Museum of the Bible Features Work of Students and Professors

The findings of Southern Adventist University archaeology students and professors are on display at the new Museum of the Bible in Washington, D.C. The temporary exhibit, titled “In the Valley of David and Goliath,” focuses on the ground-breaking contributions of the Khirbet Qeiyafa Archaeological Project, co-sponsored by the institutes of archaeology at Southern and the Hebrew University of Jerusalem.

From 2007-2013, many groups of Southern students had the opportunity to work on the site overlooking the Elah Valley, where the confrontation between David and Goliath took place. The ancient fortified garrison city, Khirbet Qeiyafa, is on the border between Judah and Philistia, southwest of Jerusalem.

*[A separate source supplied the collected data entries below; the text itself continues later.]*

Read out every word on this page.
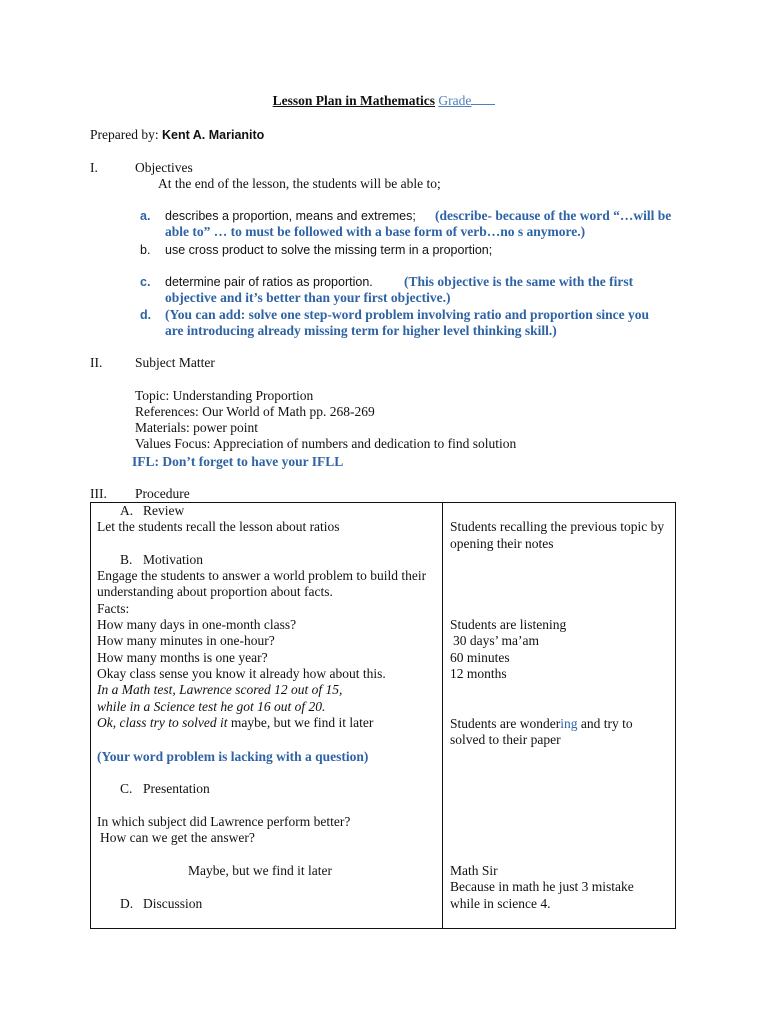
Lesson Plan in Mathematics Grade
Prepared by: Kent A. Marianito
I.	Objectives
At the end of the lesson, the students will be able to;
a. describes a proportion, means and extremes; (describe- because of the word “…will be
able to” … to must be followed with a base form of verb…no s anymore.)
b. use cross product to solve the missing term in a proportion;
c. determine pair of ratios as proportion. (This objective is the same with the first
objective and it’s better than your first objective.)
d. (You can add: solve one step-word problem involving ratio and proportion since you
are introducing already missing term for higher level thinking skill.)
II. Subject Matter
Topic: Understanding Proportion
References: Our World of Math pp. 268-269
Materials: power point
Values Focus: Appreciation of numbers and dedication to find solution
IFL: Don’t forget to have your IFLL
III. Procedure
A. Review
Let the students recall the lesson about ratios
B. Motivation
Engage the students to answer a world problem to build their
understanding about proportion about facts.
Facts:
How many days in one-month class?
How many minutes in one-hour?
How many months is one year?
Okay class sense you know it already how about this.
In a Math test, Lawrence scored 12 out of 15,
while in a Science test he got 16 out of 20.
Ok, class try to solved it maybe, but we find it later
(Your word problem is lacking with a question)
C. Presentation
In which subject did Lawrence perform better?
How can we get the answer?
Maybe, but we find it later
D. Discussion
Students recalling the previous topic by
opening their notes
Students are listening
30 days’ ma’am
60 minutes
12 months
Students are wondering and try to
solved to their paper
Math Sir
Because in math he just 3 mistake
while in science 4.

“Based on the extensive data from the excavation project, we believe that Khirbet Qeiyafa may be ancient Shaaraim mentioned in 1 Samuel 17:52 within the context of that story,” said Michael G. Hasel, PhD, director of Southern’s Institute of Archaeology and a director of the project. “The site dates back to the time of Saul and David, and the two gates at the site match the biblical name of Shaaraim, which means ‘two gates’ in Hebrew.”

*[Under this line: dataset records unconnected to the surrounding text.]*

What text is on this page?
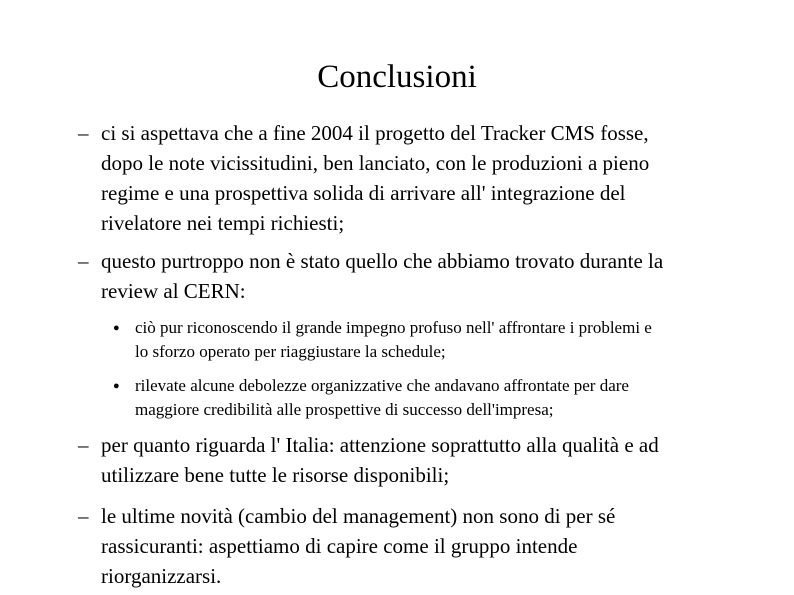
Conclusioni
– ci si aspettava che a fine 2004 il progetto del Tracker CMS fosse,
dopo le note vicissitudini, ben lanciato, con le produzioni a pieno
regime e una prospettiva solida di arrivare all' integrazione del
rivelatore nei tempi richiesti;
– questo purtroppo non è stato quello che abbiamo trovato durante la
review al CERN:
● ciò pur riconoscendo il grande impegno profuso nell' affrontare i problemi e
lo sforzo operato per riaggiustare la schedule;
● rilevate alcune debolezze organizzative che andavano affrontate per dare
maggiore credibilità alle prospettive di successo dell'impresa;
– per quanto riguarda l' Italia: attenzione soprattutto alla qualità e ad
utilizzare bene tutte le risorse disponibili;
– le ultime novità (cambio del management) non sono di per sé
rassicuranti: aspettiamo di capire come il gruppo intende
riorganizzarsi.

During the course of the excavation, Southern students helped make discoveries that gained international attention and are now featured in the Museum of the Bible. These include the oldest Hebrew inscription ever found, uncovered in 2008, as well as an inscription found in 2013 dating to the 10th century B.C., which mentions someone with the same name as one of Saul’s sons.  

“The significance of these inscriptions cannot be underestimated,” Hasel said. “They show that literacy was well established by the early 10th century, the time of Judah’s first kings. David could indeed have written the Psalms that are attributed to him.”

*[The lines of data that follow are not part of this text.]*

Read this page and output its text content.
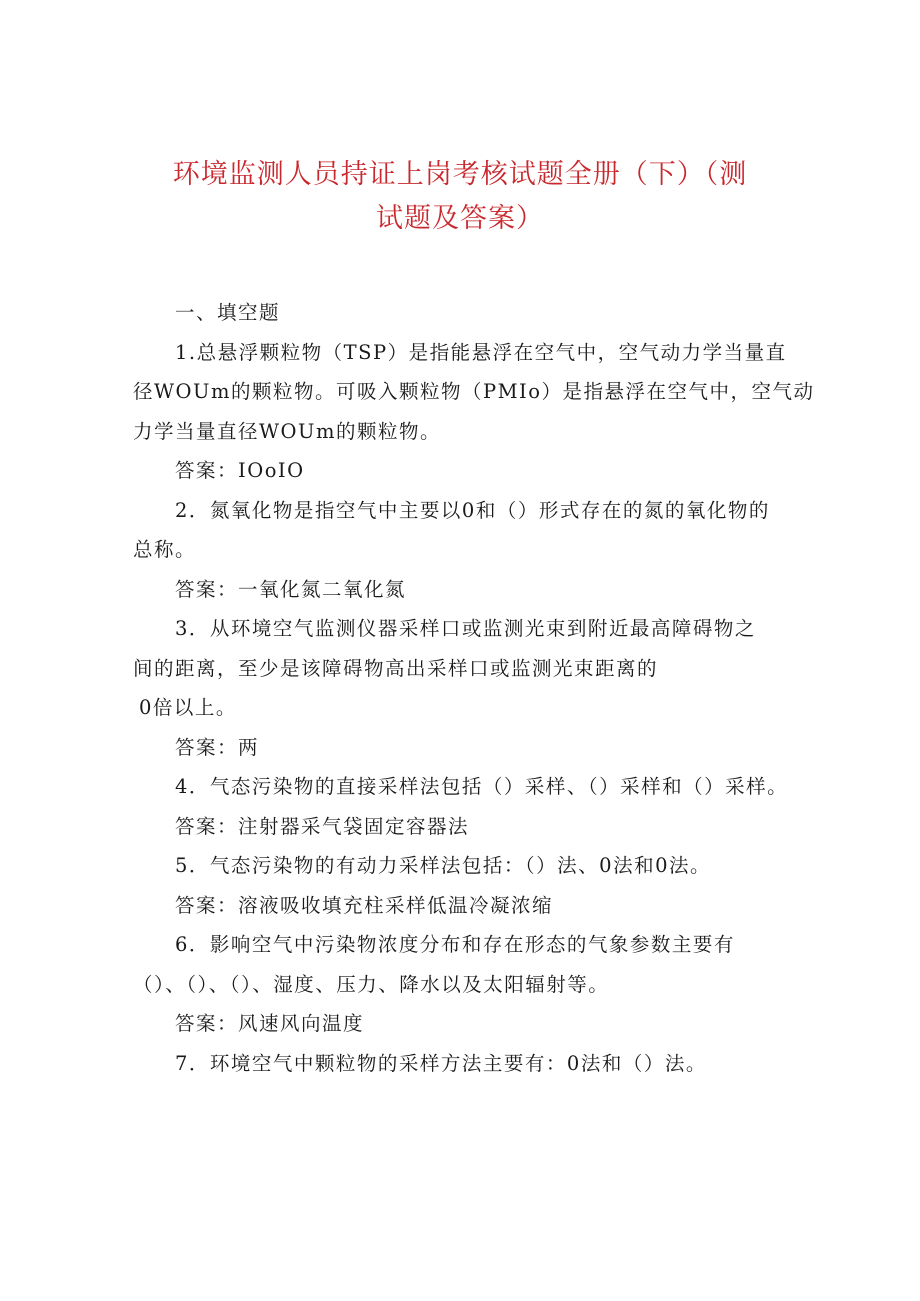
环境监测人员持证上岗考核试题全册（下）（测
试题及答案）

一、填空题

1.总悬浮颗粒物（TSP）是指能悬浮在空气中，空气动力学当量直
径WOUm的颗粒物。可吸入颗粒物（PMIo）是指悬浮在空气中，空气动
力学当量直径WOUm的颗粒物。

答案：IOoIO

2．氮氧化物是指空气中主要以0和（）形式存在的氮的氧化物的
总称。

答案：一氧化氮二氧化氮

3．从环境空气监测仪器采样口或监测光束到附近最高障碍物之
间的距离，至少是该障碍物高出采样口或监测光束距离的

0倍以上。

答案：两

4．气态污染物的直接采样法包括（）采样、（）采样和（）采样。

答案：注射器采气袋固定容器法

5．气态污染物的有动力采样法包括：（）法、0法和0法。

答案：溶液吸收填充柱采样低温冷凝浓缩

6．影响空气中污染物浓度分布和存在形态的气象参数主要有
（）、（）、（）、湿度、压力、降水以及太阳辐射等。

答案：风速风向温度

7．环境空气中颗粒物的采样方法主要有：0法和（）法。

The Museum of the Bible is located in the heart of Washington near Capitol Hill, the Smithsonian Institution, and the National Mall. The museum has six floors dedicated to different aspects of biblical history and the development of the Bible.

According to Hasel, “It will be a landmark institution in the capital of the United States where millions of visitors can benefit from its holdings.”